Section 22(1)(b) provides that a request shall be refused if the head knows or ought reasonably to have known that its disclosure would constitute contempt of court. In EH and EPH v. the Information Commissioner 2 I.R. 463, O'Neill J found that where the Commissioner or a public body becomes aware "that there is in existence an undertaking to a Court be it expressed or implied, ... disclosure [of the relevant records] must be refused on the basis of Section 22(1)(b)." While that case referred to an undertaking relating to discovery of records, in my view this would equally apply to the court order prohibiting the publication of details in this case.
While I note that the applicant contends that the information contained in this record is already known to him, the Department and this Office are obliged to have regard to the order issued by Carney J. As mentioned above, records released under FOI carry no restriction as to how they may be used, and this, in effect, is regarded as release to the world at large. I have carefully examined the record in question and I note that, while some of the details in the report are already in the public domain, as they were reported in the media at the time of the applicant's conviction, the information in the two paragraphs in question has not been made public. Despite the fact that the information also relates to the applicant, I am of the view that the level of detail provided in the last paragraph on page 137 and the first paragraph on page 138 of the Garda Report would be likely to reveal the identity of the victims of the crimes in question. Therefore, I consider that this is protected by the court order issued by Carney J and the Department would be in contempt of court if it released this information. I am satisfied that section 22(1)(b) of the Act applies to the information concerned. Accordingly, I find that this portion of Record No. 44 is exempt from release under section 22(1)(b) of the FOI Act. Furthermore, while the Department has not cited section 28 of the Act in relation to these paragraphs, I am satisfied that the information concerned would also be exempt from release as it comprises the personal information of third parties.

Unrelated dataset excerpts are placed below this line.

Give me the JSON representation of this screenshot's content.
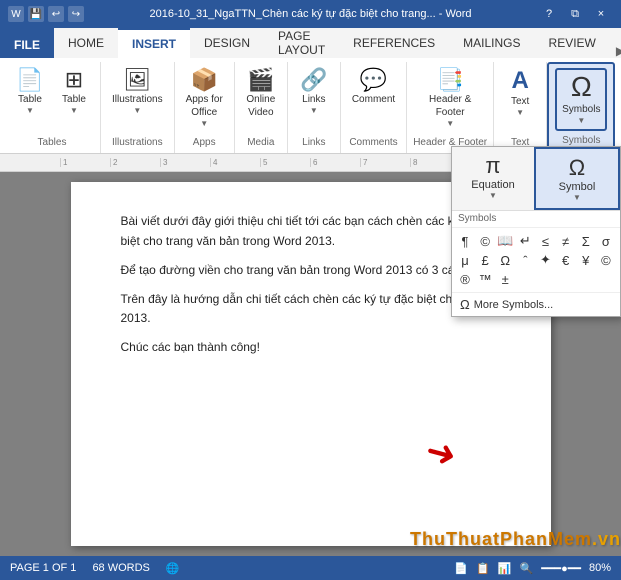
{
  "titleBar": {
    "title": "2016-10_31_NgaTTN_Chèn các ký tự đặc biệt cho trang... - Word",
    "helpIcon": "?",
    "restoreIcon": "⧉",
    "closeIcon": "×",
    "undoIcon": "↩",
    "redoIcon": "↪",
    "saveIcon": "💾"
  },
  "tabs": {
    "file": "FILE",
    "items": [
      "HOME",
      "INSERT",
      "DESIGN",
      "PAGE LAYOUT",
      "REFERENCES",
      "MAILINGS",
      "REVIEW"
    ]
  },
  "activeTab": "INSERT",
  "ribbon": {
    "groups": [
      {
        "name": "Tables",
        "label": "Tables",
        "buttons": [
          {
            "id": "table-btn",
            "icon": "⊞",
            "label": "Table",
            "hasArrow": true
          }
        ]
      },
      {
        "name": "Illustrations",
        "label": "Illustrations",
        "buttons": [
          {
            "id": "illustrations-btn",
            "icon": "🖼",
            "label": "Illustrations",
            "hasArrow": true
          }
        ]
      },
      {
        "name": "Apps",
        "label": "Apps",
        "buttons": [
          {
            "id": "apps-btn",
            "icon": "📦",
            "label": "Apps for Office",
            "hasArrow": true
          }
        ]
      },
      {
        "name": "Media",
        "label": "Media",
        "buttons": [
          {
            "id": "media-btn",
            "icon": "🎬",
            "label": "Online Video",
            "hasArrow": false
          }
        ]
      },
      {
        "name": "Links",
        "label": "Links",
        "buttons": [
          {
            "id": "links-btn",
            "icon": "🔗",
            "label": "Links",
            "hasArrow": true
          }
        ]
      },
      {
        "name": "Comments",
        "label": "Comments",
        "buttons": [
          {
            "id": "comment-btn",
            "icon": "💬",
            "label": "Comment",
            "hasArrow": false
          }
        ]
      },
      {
        "name": "HeaderFooter",
        "label": "Header & Footer",
        "buttons": [
          {
            "id": "headerfooter-btn",
            "icon": "📄",
            "label": "Header & Footer",
            "hasArrow": true
          }
        ]
      },
      {
        "name": "Text",
        "label": "Text",
        "buttons": [
          {
            "id": "text-btn",
            "icon": "A",
            "label": "Text",
            "hasArrow": true
          }
        ]
      },
      {
        "name": "Symbols",
        "label": "Symbols",
        "buttons": [
          {
            "id": "symbols-btn",
            "icon": "Ω",
            "label": "Symbols",
            "hasArrow": true,
            "active": true
          }
        ]
      }
    ]
  },
  "symbolsPopup": {
    "equationLabel": "Equation",
    "equationIcon": "π",
    "symbolLabel": "Symbol",
    "symbolIcon": "Ω",
    "sectionLabel": "Symbols",
    "symbols": [
      "¶",
      "©",
      "📖",
      "↵",
      "≤",
      "≠",
      "Σ",
      "σ",
      "μ",
      "£",
      "Ω",
      "ˆ",
      "*",
      "€",
      "¥",
      "©",
      "®",
      "™",
      "±",
      "→"
    ],
    "moreLabel": "More Symbols..."
  },
  "document": {
    "paragraph1": "Bài viết dưới đây giới thiệu chi tiết tới các bạn cách chèn các ký tự đặc biệt cho trang văn bản trong Word 2013.",
    "paragraph2": "Để tạo đường viền cho trang văn bản trong Word 2013 có 3 cách sau:",
    "paragraph3": "Trên đây là hướng dẫn chi tiết cách chèn các ký tự đặc biệt cho Word 2013.",
    "paragraph4": "Chúc các bạn thành công!"
  },
  "statusBar": {
    "page": "PAGE 1 OF 1",
    "words": "68 WORDS",
    "zoom": "80%"
  },
  "watermark": "ThuThuatPhanMem",
  "watermarkDomain": ".vn"
}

Having carried out a review under section 34(2) of the FOI Act 1997 (as amended) I hereby vary the Department's amended decision to refuse access to the records concerned. I direct the release of Pages 131-135 subject to the redaction of the names of the third parties and the address of the third party contained in the first charge listed on page 131, pursuant to section 28(1) of the Act. I affirm the Department's decision not to release the final paragraph on Page 137 and the first paragraph on Page 138, on the grounds of section 22(1)(b) of the Act.
A party to a review, or any other person affected by a decision of the Information Commissioner following a review, may appeal to the High Court on a point of law arising from the decision. Such an appeal must be initiated not later than eight weeks from the date on which notice of the decision was given to the person bringing the appeal.